For years, feminist writer and cultural critic Mikki Kendall believed that her great-grandfather was a descendant of the enslaved Black people who fled to Canada. Her family assumed he eventually immigrated to the United States, where he met her great-grandmother. But when Kendall went looking for her great-grandfather’s name in Canadian records in 2020, she came up empty.

“My grandmother’s father has always been a little bit of a family mystery,” says Kendall, author of New York Times bestseller Hood Feminism and Amazons, Abolitionists, and Activists: A Graphic History of Women’s Fight for Their Rights. “They changed their last name at some point…There were two different spellings of the name, and three different stories about where he was from.”

After spending months scouring ancestry.com for records of her great-grandfather, Kendall finally stumbled upon records of his sibling and father. She was surprised to discover that his family was not from the country of Canada, but rather Canada, Virginia—a free Black community near the University of Virginia.

Residents of Canada worked as “washerwomen, seamstresses, carpenters, and cobblers, mostly serving students and faculty,” reports the Virginia Humanities’ Encyclopedia Virginia.

Notable residents of Canada include Catherine “Kitty” Foster, who was freed from slavery in 1820 and bought two acres of land in Canada, near several other free Black households, in 1833. Foster passed her land on to her descendants, who continued to live there until 1906, before the community was destroyed. In the 1990s and 2000s, archeologists discovered 32 unmarked graves—including Foster’s—where the neighborhood used to be.
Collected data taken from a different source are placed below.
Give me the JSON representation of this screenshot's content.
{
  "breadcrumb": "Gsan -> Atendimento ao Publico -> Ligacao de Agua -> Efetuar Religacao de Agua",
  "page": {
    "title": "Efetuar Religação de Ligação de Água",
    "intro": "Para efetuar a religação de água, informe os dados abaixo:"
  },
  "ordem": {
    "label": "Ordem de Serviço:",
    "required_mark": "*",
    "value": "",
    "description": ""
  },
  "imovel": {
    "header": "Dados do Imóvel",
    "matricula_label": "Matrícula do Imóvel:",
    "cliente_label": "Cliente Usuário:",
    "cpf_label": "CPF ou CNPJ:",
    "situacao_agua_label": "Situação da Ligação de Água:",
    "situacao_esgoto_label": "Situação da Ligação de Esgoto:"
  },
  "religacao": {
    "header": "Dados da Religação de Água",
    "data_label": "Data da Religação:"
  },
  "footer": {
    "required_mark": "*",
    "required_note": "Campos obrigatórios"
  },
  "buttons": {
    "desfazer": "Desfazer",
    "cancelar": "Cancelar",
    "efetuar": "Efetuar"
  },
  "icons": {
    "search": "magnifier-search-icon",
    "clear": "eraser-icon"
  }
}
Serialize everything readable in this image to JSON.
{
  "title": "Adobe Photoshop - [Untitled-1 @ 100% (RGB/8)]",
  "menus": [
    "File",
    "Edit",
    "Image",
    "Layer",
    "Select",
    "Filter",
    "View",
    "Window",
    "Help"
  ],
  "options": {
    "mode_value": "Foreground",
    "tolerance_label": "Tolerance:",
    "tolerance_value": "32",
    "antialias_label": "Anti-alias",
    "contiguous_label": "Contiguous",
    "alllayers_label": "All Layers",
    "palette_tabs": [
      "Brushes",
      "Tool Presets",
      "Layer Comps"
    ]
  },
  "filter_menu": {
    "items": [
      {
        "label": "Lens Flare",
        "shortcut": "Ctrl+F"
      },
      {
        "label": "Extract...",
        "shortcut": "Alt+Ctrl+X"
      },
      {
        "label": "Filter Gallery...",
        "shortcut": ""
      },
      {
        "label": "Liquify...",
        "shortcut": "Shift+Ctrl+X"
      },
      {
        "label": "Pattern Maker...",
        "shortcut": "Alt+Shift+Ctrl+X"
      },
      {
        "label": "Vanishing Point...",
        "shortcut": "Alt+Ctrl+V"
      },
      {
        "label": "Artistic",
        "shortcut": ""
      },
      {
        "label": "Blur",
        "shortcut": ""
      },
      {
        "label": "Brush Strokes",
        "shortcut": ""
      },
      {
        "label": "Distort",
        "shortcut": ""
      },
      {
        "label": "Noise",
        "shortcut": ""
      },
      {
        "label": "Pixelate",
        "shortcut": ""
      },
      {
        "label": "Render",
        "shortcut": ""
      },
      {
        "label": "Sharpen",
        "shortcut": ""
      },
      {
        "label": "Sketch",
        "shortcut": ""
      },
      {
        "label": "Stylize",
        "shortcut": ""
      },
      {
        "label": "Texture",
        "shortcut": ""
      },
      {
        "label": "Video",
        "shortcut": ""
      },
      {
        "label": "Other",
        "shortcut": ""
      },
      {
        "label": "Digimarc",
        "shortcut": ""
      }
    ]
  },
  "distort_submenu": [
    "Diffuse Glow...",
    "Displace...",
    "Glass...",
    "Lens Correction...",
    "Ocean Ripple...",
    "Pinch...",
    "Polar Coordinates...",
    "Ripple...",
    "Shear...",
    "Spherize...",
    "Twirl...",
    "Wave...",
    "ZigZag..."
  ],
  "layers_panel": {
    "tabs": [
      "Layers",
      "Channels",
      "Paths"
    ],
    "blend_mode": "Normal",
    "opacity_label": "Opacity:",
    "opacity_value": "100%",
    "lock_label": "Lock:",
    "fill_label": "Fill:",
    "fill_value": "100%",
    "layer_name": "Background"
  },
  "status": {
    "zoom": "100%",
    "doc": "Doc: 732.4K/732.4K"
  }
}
A memorial to Foster, showing the outline of her house, now stands next to the cemetery on UVA’s South Lawn.

“My family is up in Chicago on both my grandmother and grandfather’s side because of massacres and towns being destroyed,” says Kendall. “So [learning about Canada] wasn’t exactly a surprise, but it was like, ‘Oh damn. Not one of you escaped this history.’”

Next week, Kendall will take a (virtual) trip to her great-grandfather’s hometown, when she speaks at the UVA’s Women’s Center about her feminist work. For over a decade, her work has critiqued modern white feminism, attempting to shed an intersectional light on issues faced by Black women and other women of color. She has coined several viral hashtags on Twitter, including #SolidarityIsForWhiteWomen, which called out white feminists who defended Hugo Schwyzer, a former college professor who preyed upon young women of color.

“It was weird seeing what was supposed to be feminism centered on men,” she says. “I wanted the conversation to be about needs and not lipstick and last names.”

In Hood Feminism, Kendall’s most recent book, she argues that basic human needs—including food, health care, safe neighborhoods, and a living wage—are feminist issues too, drawing on her own personal experiences.

“[The book] highlights the ways that a lot of communities have the same problems, except the way that they’re discussed are different,” she adds. “Missing and murdered Indigenous women and missing and murdered Black girls—this is the same problem.”

At UVA, Kendall also plans to discuss the “unacknowledged work” of women, disabled individuals, and genderqueer folk within feminist movements.

“We only talk Rosa Parks in the context of the bus, and never talk about her work to protect women from sexual violence,” says Kendall. “Movements honestly work better when we acknowledge the work being done.”

Kendall is currently working on a book about her family’s genealogy, as well as the construct of America. And when it is safe to do so, she plans to make an in-person visit to the former site of Canada.

Mikki Kendall will speak at the UVA Women’s Center on January 19 at 5 pm.